In Auckland, NZ , the City Council is working on creating great urban places in the inner city by applying the principle of shared spaces. Other cities who have introduced shared spaces have shown that the overall pedestrian head count has increased, people are staying longer in the area and it’s great for business! An added bonus has been that the amount of pedestrian accidents has decreased.
The philosophy behind the shared spaces concept is one of allowing human activity to be fully integrated with the rest of the traffic and not separating the two. Traditional road markings, signs and traffic signals are no longer part of the picture. Road and pavement become one and allows for natural human interactions rather then regulated ones.
This in its turn allows the ability for motorists to be considerate again.

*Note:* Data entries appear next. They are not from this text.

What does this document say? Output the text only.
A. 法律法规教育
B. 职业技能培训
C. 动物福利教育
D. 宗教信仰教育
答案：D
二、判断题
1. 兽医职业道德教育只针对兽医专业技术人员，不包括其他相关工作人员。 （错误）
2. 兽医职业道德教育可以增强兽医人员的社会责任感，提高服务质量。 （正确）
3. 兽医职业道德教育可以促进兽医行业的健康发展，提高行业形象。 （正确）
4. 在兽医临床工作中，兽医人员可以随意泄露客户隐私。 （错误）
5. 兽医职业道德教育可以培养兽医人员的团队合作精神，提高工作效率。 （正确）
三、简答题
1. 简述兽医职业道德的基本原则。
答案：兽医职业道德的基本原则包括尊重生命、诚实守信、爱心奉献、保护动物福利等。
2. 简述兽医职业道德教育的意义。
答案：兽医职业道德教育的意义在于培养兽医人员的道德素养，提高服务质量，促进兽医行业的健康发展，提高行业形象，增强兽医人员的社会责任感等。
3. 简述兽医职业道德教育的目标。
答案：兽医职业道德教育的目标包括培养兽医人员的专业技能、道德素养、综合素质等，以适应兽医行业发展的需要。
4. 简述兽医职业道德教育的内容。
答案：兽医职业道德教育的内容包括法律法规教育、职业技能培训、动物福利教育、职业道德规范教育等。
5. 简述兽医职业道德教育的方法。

The idea itself was pioneered and promoted by Hans Monderman. Mr Monderman : “We’re losing our capacity for socially responsible behaviour, …The greater the number of prescriptions, the more people’s sense of personal responsibility dwindles.” Another source attributes the following to Monderman: “When you don’t exactly know who has right of way, you tend to seek eye contact with other road users… You automatically reduce your speed, you have contact with other people and you take greater care.”
ID/Lab embraces this theory as we think over regulating and adding too many regulatory signs to an urban area doesn’t often have the desired effect of making a place inviting. Wouldn’t it be more friendly to you, to know what you are allowed to do in a place rather then a score of activities that are prohibited?